Similar to Sri Lanka, Ghana is also looking at a IMF bailout and a First Capital Report says that the two countries have very different approaches when it comes to their debt restructuring efforts although their economies are similar.
“Ghana’s approach was to immediately restructure domestic debt despite having 58% external debt exposure while Sri Lanka has first obtained the IMF board level approval and is progressing towards the external debt restructuring process subsequent to the debt sustainability analysis.
Sri Lanka has raised its interest rates to reduce inflation, increase credit growth, and end the FX crisis. Despite having higher tax-to-GDP ratios, several countries with soft-pegged central banks, such as Ghana, Zambia, and Suriname, have defaulted after implementing similar policies. Even though Ghana had a similar debt restructuring approach like Sri Lanka it initially avoided IMF’s support and subsequently approached the IMF towards mid-2022.
Amidst high levels of debt similar to Sri Lanka, Ghana started to discuss domestic debt restructuring even before approaching the IMF. Ghana carried out its own debt sustainability analysis and decided on certain debt targets and went on to achieve it. Later Ghana negotiated a staff level agreement with the IMF but the decision for domestic debt restructuring remained with the Government. By February 2023, Ghana completed the domestic debt restructuring which resulted in a rating upgrade as well.

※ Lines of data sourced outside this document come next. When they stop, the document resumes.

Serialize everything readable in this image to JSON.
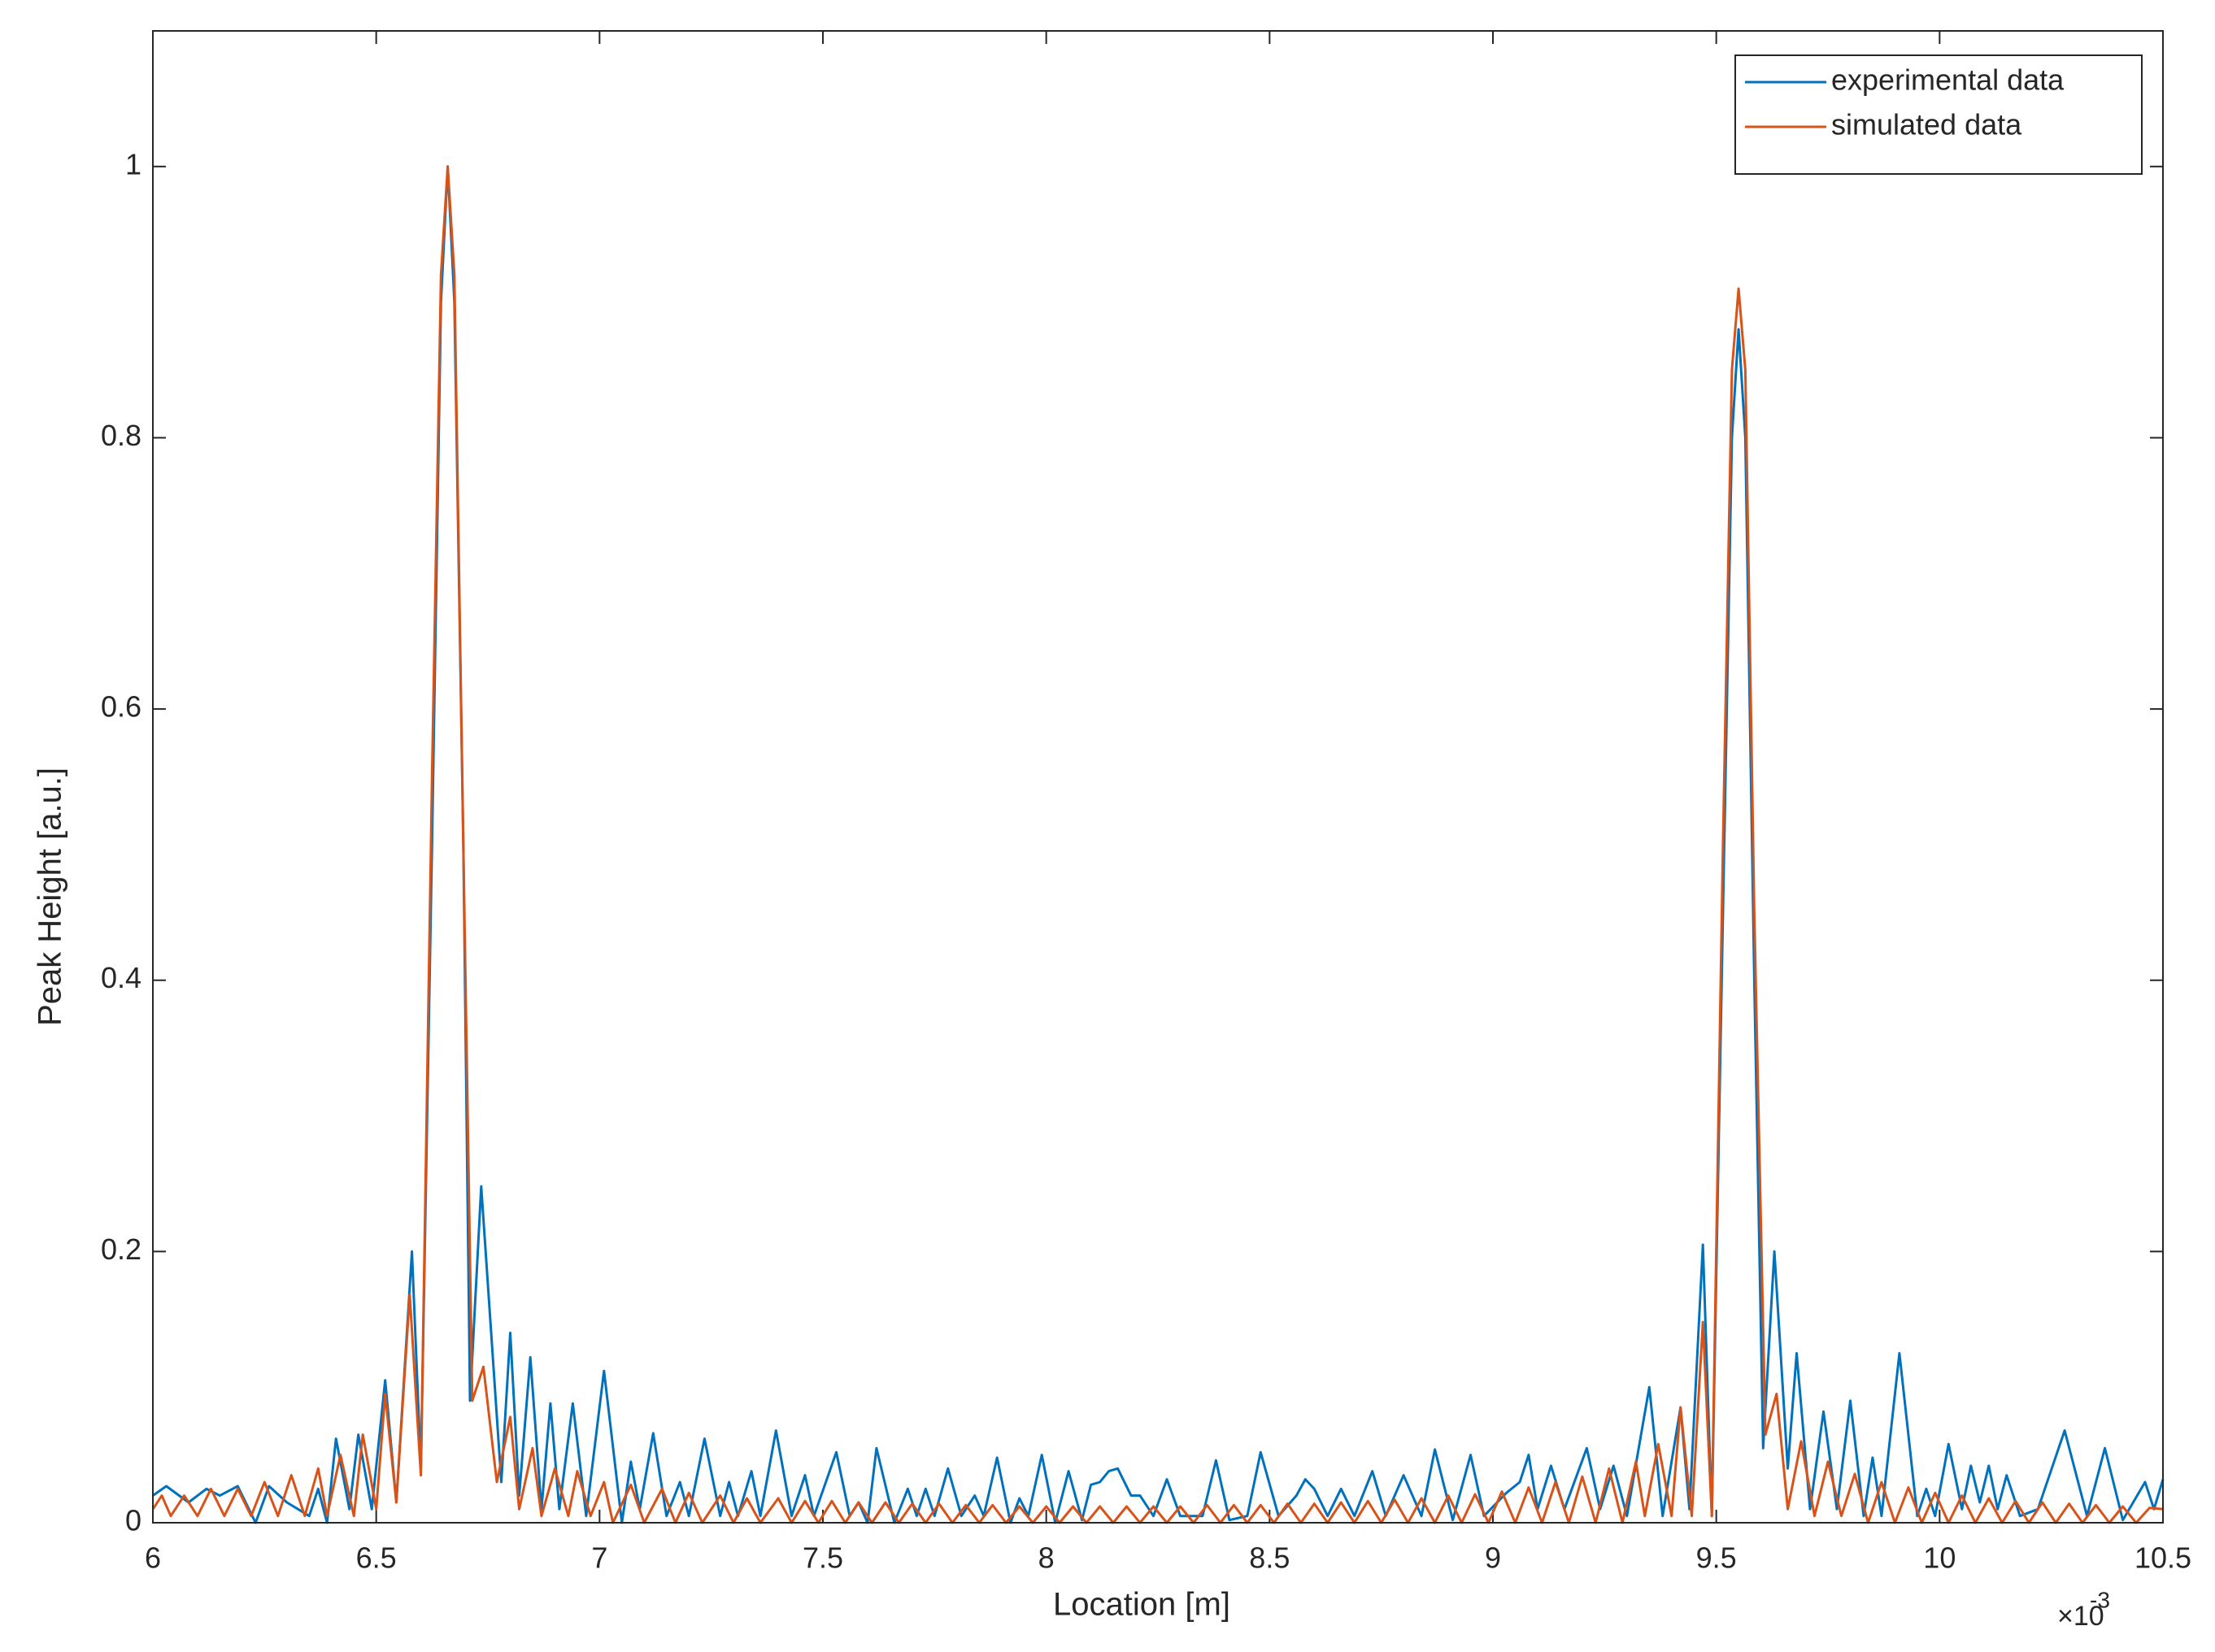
{
  "chart_data": {
    "type": "line",
    "xlabel": "Location [m]",
    "ylabel": "Peak Height [a.u.]",
    "x_multiplier": "×10",
    "x_multiplier_exponent": "-3",
    "xlim": [
      6,
      10.5
    ],
    "xticks": [
      6,
      6.5,
      7,
      7.5,
      8,
      8.5,
      9,
      9.5,
      10,
      10.5
    ],
    "ylim": [
      0,
      1.1
    ],
    "yticks": [
      0,
      0.2,
      0.4,
      0.6,
      0.8,
      1
    ],
    "grid": false,
    "legend": "upper right",
    "series": [
      {
        "name": "experimental data",
        "color": "#0072bd",
        "x": [
          6.0,
          6.03,
          6.08,
          6.12,
          6.15,
          6.19,
          6.23,
          6.26,
          6.3,
          6.35,
          6.37,
          6.39,
          6.41,
          6.44,
          6.46,
          6.49,
          6.52,
          6.545,
          6.58,
          6.6,
          6.625,
          6.645,
          6.66,
          6.675,
          6.695,
          6.71,
          6.735,
          6.78,
          6.8,
          6.82,
          6.845,
          6.87,
          6.89,
          6.91,
          6.94,
          6.97,
          7.01,
          7.05,
          7.07,
          7.09,
          7.12,
          7.15,
          7.18,
          7.2,
          7.235,
          7.27,
          7.29,
          7.31,
          7.34,
          7.36,
          7.395,
          7.43,
          7.46,
          7.48,
          7.53,
          7.56,
          7.58,
          7.6,
          7.62,
          7.66,
          7.69,
          7.71,
          7.73,
          7.75,
          7.78,
          7.81,
          7.84,
          7.86,
          7.89,
          7.92,
          7.94,
          7.96,
          7.99,
          8.02,
          8.05,
          8.08,
          8.1,
          8.12,
          8.14,
          8.16,
          8.19,
          8.21,
          8.24,
          8.27,
          8.3,
          8.35,
          8.38,
          8.41,
          8.45,
          8.48,
          8.52,
          8.56,
          8.58,
          8.6,
          8.63,
          8.66,
          8.69,
          8.73,
          8.76,
          8.8,
          8.84,
          8.87,
          8.91,
          8.95,
          8.98,
          9.03,
          9.06,
          9.08,
          9.1,
          9.13,
          9.16,
          9.21,
          9.24,
          9.27,
          9.3,
          9.35,
          9.38,
          9.42,
          9.44,
          9.47,
          9.49,
          9.515,
          9.535,
          9.55,
          9.565,
          9.585,
          9.605,
          9.63,
          9.66,
          9.68,
          9.71,
          9.74,
          9.77,
          9.8,
          9.83,
          9.85,
          9.87,
          9.91,
          9.95,
          9.97,
          9.99,
          10.02,
          10.05,
          10.07,
          10.09,
          10.11,
          10.13,
          10.15,
          10.18,
          10.22,
          10.28,
          10.33,
          10.37,
          10.41,
          10.46,
          10.48,
          10.5
        ],
        "values": [
          0.02,
          0.027,
          0.015,
          0.025,
          0.02,
          0.027,
          0.0,
          0.027,
          0.015,
          0.005,
          0.025,
          0.0,
          0.062,
          0.01,
          0.065,
          0.01,
          0.105,
          0.015,
          0.2,
          0.04,
          0.5,
          0.9,
          1.0,
          0.9,
          0.5,
          0.09,
          0.248,
          0.03,
          0.14,
          0.02,
          0.122,
          0.01,
          0.088,
          0.01,
          0.088,
          0.005,
          0.112,
          0.0,
          0.045,
          0.01,
          0.066,
          0.005,
          0.03,
          0.005,
          0.062,
          0.005,
          0.03,
          0.005,
          0.038,
          0.005,
          0.068,
          0.005,
          0.035,
          0.005,
          0.052,
          0.005,
          0.015,
          0.0,
          0.055,
          0.0,
          0.025,
          0.005,
          0.025,
          0.005,
          0.04,
          0.005,
          0.02,
          0.005,
          0.048,
          0.0,
          0.018,
          0.005,
          0.05,
          0.0,
          0.038,
          0.002,
          0.028,
          0.03,
          0.038,
          0.04,
          0.02,
          0.02,
          0.005,
          0.032,
          0.005,
          0.005,
          0.046,
          0.002,
          0.005,
          0.052,
          0.005,
          0.02,
          0.032,
          0.025,
          0.005,
          0.025,
          0.005,
          0.038,
          0.005,
          0.035,
          0.005,
          0.054,
          0.002,
          0.05,
          0.005,
          0.022,
          0.03,
          0.05,
          0.01,
          0.042,
          0.01,
          0.055,
          0.01,
          0.042,
          0.005,
          0.1,
          0.005,
          0.085,
          0.01,
          0.205,
          0.005,
          0.45,
          0.8,
          0.88,
          0.8,
          0.4,
          0.055,
          0.2,
          0.04,
          0.125,
          0.01,
          0.082,
          0.01,
          0.09,
          0.005,
          0.048,
          0.005,
          0.125,
          0.005,
          0.025,
          0.005,
          0.058,
          0.01,
          0.042,
          0.015,
          0.042,
          0.01,
          0.035,
          0.005,
          0.01,
          0.068,
          0.005,
          0.055,
          0.002,
          0.03,
          0.01,
          0.032
        ]
      },
      {
        "name": "simulated data",
        "color": "#d95319",
        "x": [
          6.0,
          6.02,
          6.04,
          6.07,
          6.1,
          6.13,
          6.16,
          6.19,
          6.22,
          6.25,
          6.28,
          6.31,
          6.34,
          6.37,
          6.39,
          6.42,
          6.45,
          6.47,
          6.5,
          6.52,
          6.545,
          6.575,
          6.6,
          6.625,
          6.645,
          6.66,
          6.675,
          6.695,
          6.715,
          6.74,
          6.77,
          6.8,
          6.82,
          6.85,
          6.87,
          6.9,
          6.93,
          6.95,
          6.98,
          7.01,
          7.03,
          7.07,
          7.1,
          7.14,
          7.17,
          7.2,
          7.23,
          7.27,
          7.3,
          7.33,
          7.36,
          7.4,
          7.43,
          7.46,
          7.49,
          7.52,
          7.55,
          7.58,
          7.61,
          7.64,
          7.67,
          7.7,
          7.73,
          7.76,
          7.79,
          7.82,
          7.85,
          7.88,
          7.91,
          7.94,
          7.97,
          8.0,
          8.03,
          8.06,
          8.09,
          8.12,
          8.15,
          8.18,
          8.21,
          8.24,
          8.27,
          8.3,
          8.33,
          8.36,
          8.39,
          8.42,
          8.45,
          8.48,
          8.51,
          8.54,
          8.57,
          8.6,
          8.63,
          8.66,
          8.69,
          8.72,
          8.75,
          8.78,
          8.81,
          8.84,
          8.87,
          8.9,
          8.93,
          8.96,
          8.99,
          9.02,
          9.05,
          9.08,
          9.11,
          9.14,
          9.17,
          9.2,
          9.23,
          9.26,
          9.29,
          9.32,
          9.34,
          9.37,
          9.4,
          9.42,
          9.445,
          9.47,
          9.49,
          9.515,
          9.535,
          9.55,
          9.565,
          9.585,
          9.61,
          9.635,
          9.66,
          9.69,
          9.72,
          9.75,
          9.78,
          9.81,
          9.84,
          9.87,
          9.9,
          9.93,
          9.96,
          9.99,
          10.02,
          10.05,
          10.08,
          10.11,
          10.14,
          10.17,
          10.2,
          10.23,
          10.26,
          10.29,
          10.32,
          10.35,
          10.38,
          10.41,
          10.44,
          10.47,
          10.5
        ],
        "values": [
          0.01,
          0.02,
          0.005,
          0.02,
          0.005,
          0.025,
          0.005,
          0.025,
          0.005,
          0.03,
          0.005,
          0.035,
          0.005,
          0.04,
          0.005,
          0.05,
          0.005,
          0.065,
          0.01,
          0.095,
          0.015,
          0.168,
          0.035,
          0.55,
          0.92,
          1.0,
          0.92,
          0.5,
          0.09,
          0.115,
          0.03,
          0.078,
          0.01,
          0.055,
          0.005,
          0.04,
          0.005,
          0.038,
          0.005,
          0.03,
          0.0,
          0.028,
          0.0,
          0.025,
          0.0,
          0.022,
          0.0,
          0.02,
          0.0,
          0.018,
          0.0,
          0.018,
          0,
          0.016,
          0,
          0.016,
          0,
          0.015,
          0,
          0.015,
          0,
          0.014,
          0,
          0.014,
          0,
          0.013,
          0,
          0.013,
          0,
          0.012,
          0,
          0.012,
          0,
          0.012,
          0,
          0.012,
          0,
          0.012,
          0,
          0.012,
          0,
          0.012,
          0,
          0.013,
          0,
          0.013,
          0,
          0.013,
          0,
          0.014,
          0,
          0.014,
          0,
          0.015,
          0,
          0.016,
          0,
          0.017,
          0,
          0.018,
          0,
          0.02,
          0,
          0.021,
          0,
          0.023,
          0,
          0.026,
          0,
          0.03,
          0,
          0.034,
          0,
          0.04,
          0,
          0.045,
          0.005,
          0.058,
          0.005,
          0.085,
          0.005,
          0.148,
          0.005,
          0.5,
          0.85,
          0.91,
          0.85,
          0.45,
          0.065,
          0.095,
          0.01,
          0.06,
          0.005,
          0.045,
          0.005,
          0.036,
          0.0,
          0.03,
          0,
          0.026,
          0,
          0.022,
          0,
          0.02,
          0,
          0.018,
          0,
          0.016,
          0,
          0.015,
          0,
          0.014,
          0,
          0.013,
          0,
          0.012,
          0,
          0.011,
          0.01
        ]
      }
    ]
  }
}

Ghana has completed its domestic debt exchange program, which takes it one step closer to securing the USD 3 Bn IMF bailout. Since China is Ghana’s largest bilateral creditor, both nations had a meeting during March 2023 to aid Ghana’s external debt restructuring through reliefs, lower interest rates, and moratorium extensions on debt servicing and maturities, which is a precursor to a bailout from the IMF.
Ghana’s President expects to conclude the IMF deal in March 2023.